Uzasadnił to tym, że ceny paliw nie wzrosły w tym roku o tyle, ile wynosi powrót do wyższej stawki VAT. Skomentował również informację PKN Orlen ws. cen paliw. Podkreślił, że koncern znalazł się w trudnej sytuacji w ubiegłym roku, bo z jednej strony już od lata ceny ropy na świecie spadały, co tworzyło przestrzeń do obniżania tych cen.
Inflacja utrzyma się poniżej poziomu 20 procent?
Komentując informację PKN Orlen ws. cen paliw, prezes PFR powiedział, "że PKN znalazł się w trudnej sytuacji w ubiegłym roku, bo z jednej strony już od lata ceny ropy na świecie spadały, co tworzyło przestrzeń do obniżania tych cen. Złoty się również umocnił do dolara, co również powodowało, że te ceny mogły być niższe i one trochę spadły, natomiast te spadki nie były tak głębokie, jak mogłyby być."

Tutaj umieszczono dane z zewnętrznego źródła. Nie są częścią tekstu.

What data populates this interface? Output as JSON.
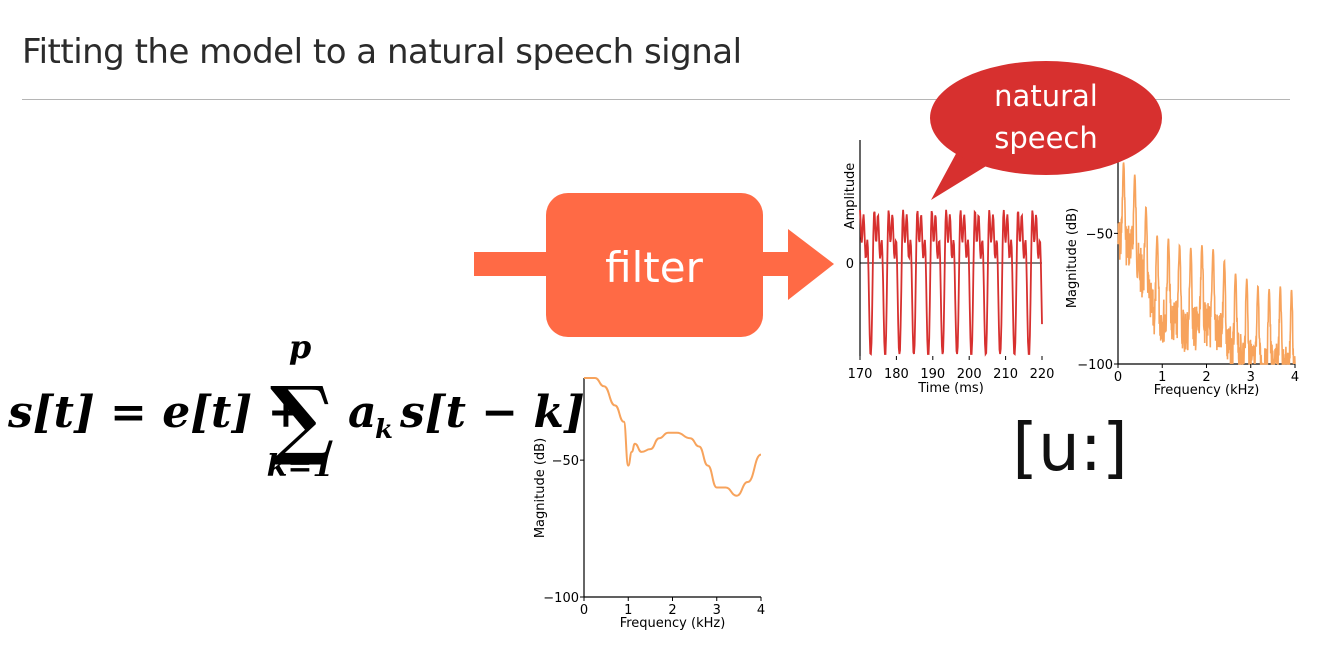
{
  "slide": {
    "title": "Fitting the model to a natural speech signal"
  },
  "filter_block": {
    "label": "filter",
    "fill_color": "#ff6a45"
  },
  "callout": {
    "line1": "natural",
    "line2": "speech",
    "fill_color": "#d7302f"
  },
  "equation": {
    "lhs": "s[t] = e[t] +",
    "sum_upper": "p",
    "sum_lower": "k=1",
    "sum_symbol": "∑",
    "term": "a",
    "term_sub": "k",
    "rest": "s[t − k]"
  },
  "phoneme": {
    "label": "[u:]"
  },
  "chart_data": [
    {
      "id": "waveform",
      "type": "line",
      "xlabel": "Time (ms)",
      "ylabel": "Amplitude",
      "xlim": [
        170,
        220
      ],
      "x_ticks": [
        170,
        180,
        190,
        200,
        210,
        220
      ],
      "y_ticks": [
        0
      ],
      "series": [
        {
          "color": "#d7302f",
          "period_ms": 3.95,
          "harmonics": [
            {
              "n": 1,
              "amp": 0.55,
              "phase": 0.0
            },
            {
              "n": 2,
              "amp": 0.32,
              "phase": 1.1
            },
            {
              "n": 3,
              "amp": 0.22,
              "phase": 2.3
            },
            {
              "n": 4,
              "amp": 0.08,
              "phase": 0.6
            }
          ],
          "samples_per_ms": 6
        }
      ]
    },
    {
      "id": "speech-spectrum",
      "type": "line",
      "xlabel": "Frequency (kHz)",
      "ylabel": "Magnitude (dB)",
      "xlim": [
        0,
        4
      ],
      "ylim": [
        -100,
        -20
      ],
      "x_ticks": [
        0,
        1,
        2,
        3,
        4
      ],
      "y_ticks": [
        -50,
        -100
      ],
      "series": [
        {
          "color": "#f7a35c",
          "harmonic_spacing_khz": 0.253,
          "envelope": [
            [
              0,
              -22
            ],
            [
              0.3,
              -24
            ],
            [
              0.55,
              -35
            ],
            [
              0.8,
              -50
            ],
            [
              1.0,
              -52
            ],
            [
              1.2,
              -52
            ],
            [
              1.5,
              -56
            ],
            [
              1.8,
              -55
            ],
            [
              2.0,
              -54
            ],
            [
              2.3,
              -58
            ],
            [
              2.6,
              -65
            ],
            [
              3.0,
              -68
            ],
            [
              3.3,
              -72
            ],
            [
              3.6,
              -70
            ],
            [
              4.0,
              -72
            ]
          ],
          "valley_depth_db": 40
        }
      ]
    },
    {
      "id": "filter-response",
      "type": "line",
      "xlabel": "Frequency (kHz)",
      "ylabel": "Magnitude (dB)",
      "xlim": [
        0,
        4
      ],
      "ylim": [
        -100,
        -20
      ],
      "x_ticks": [
        0,
        1,
        2,
        3,
        4
      ],
      "y_ticks": [
        -50,
        -100
      ],
      "series": [
        {
          "color": "#f7a35c",
          "points": [
            [
              0,
              -20
            ],
            [
              0.25,
              -20
            ],
            [
              0.45,
              -23
            ],
            [
              0.7,
              -30
            ],
            [
              0.9,
              -36
            ],
            [
              1.0,
              -52
            ],
            [
              1.08,
              -47
            ],
            [
              1.15,
              -44
            ],
            [
              1.3,
              -47
            ],
            [
              1.5,
              -46
            ],
            [
              1.7,
              -42
            ],
            [
              1.9,
              -40
            ],
            [
              2.1,
              -40
            ],
            [
              2.4,
              -42
            ],
            [
              2.6,
              -45
            ],
            [
              2.8,
              -52
            ],
            [
              3.0,
              -60
            ],
            [
              3.2,
              -60
            ],
            [
              3.45,
              -63
            ],
            [
              3.7,
              -58
            ],
            [
              4.0,
              -48
            ]
          ]
        }
      ]
    }
  ]
}
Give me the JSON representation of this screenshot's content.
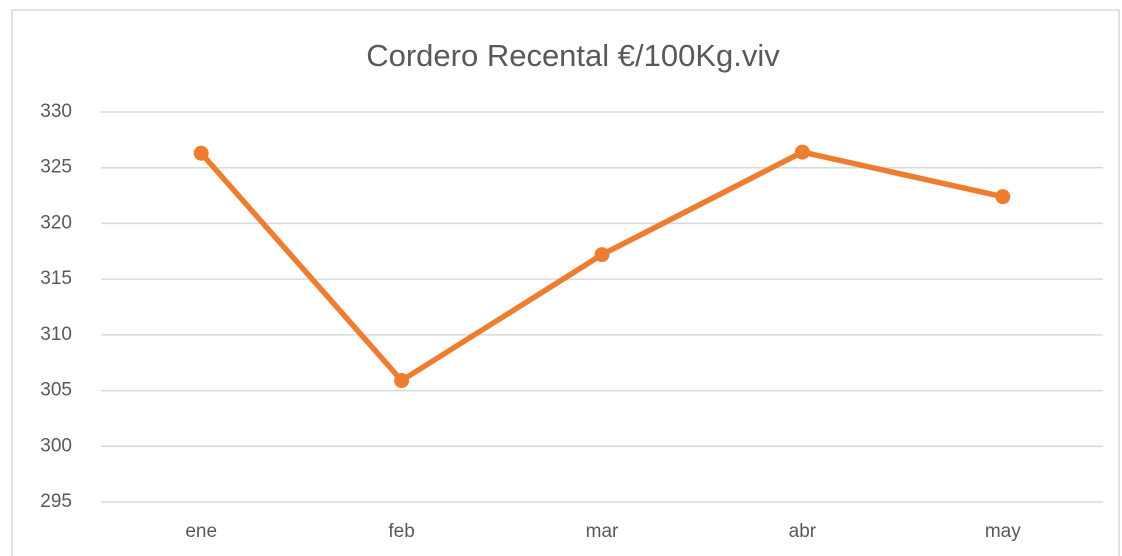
{
  "chart_data": {
    "type": "line",
    "title": "Cordero Recental €/100Kg.viv",
    "categories": [
      "ene",
      "feb",
      "mar",
      "abr",
      "may"
    ],
    "series": [
      {
        "name": "Cordero Recental",
        "color": "#ed7d31",
        "values": [
          326.3,
          305.9,
          317.2,
          326.4,
          322.4
        ]
      }
    ],
    "ylim": [
      295,
      330
    ],
    "yticks": [
      295,
      300,
      305,
      310,
      315,
      320,
      325,
      330
    ],
    "grid": true
  }
}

Prezes PFR ocenił, że rynek paliw w Polsce mierzy się z dwoma problemami.
"Po pierwsze, Orlen rzeczywiście odchodzi od przerobu ropy z Rosji, tej ropy uralskiej (...), a przechodzi na przerób ropy transportowanej drogą morską. Po prostu ta ropa jest droższa, więc niestety w wyniku wojny i sankcji nałożonych na Rosję musimy się przyzwyczaić, że te ceny po prostu będą trochę wyższe" – zaznaczył.
Zobacz także: Premier Morawiecki zapewnia: Orlen nie zawyżał cen paliw
"Drugi problem polega na tym, że mamy deficyt, który występował jeszcze przed wojną, zwłaszcza jeżeli chodzi o diesla" – wskazał Borys. Przyznał, iż "obawy o to, że rzeczywiście może być za mało paliw w stosunku do popytu, mają pewne swoje uzasadnienie".
Jak zauważył zarazem, to "że od stycznia te ceny nie wzrosły o tyle, ile wynosi teraz powrót do wyższej stawki VAT, spowoduje, że inflacja w pierwszym kwartale na pewno już nie dotknie 20 procent".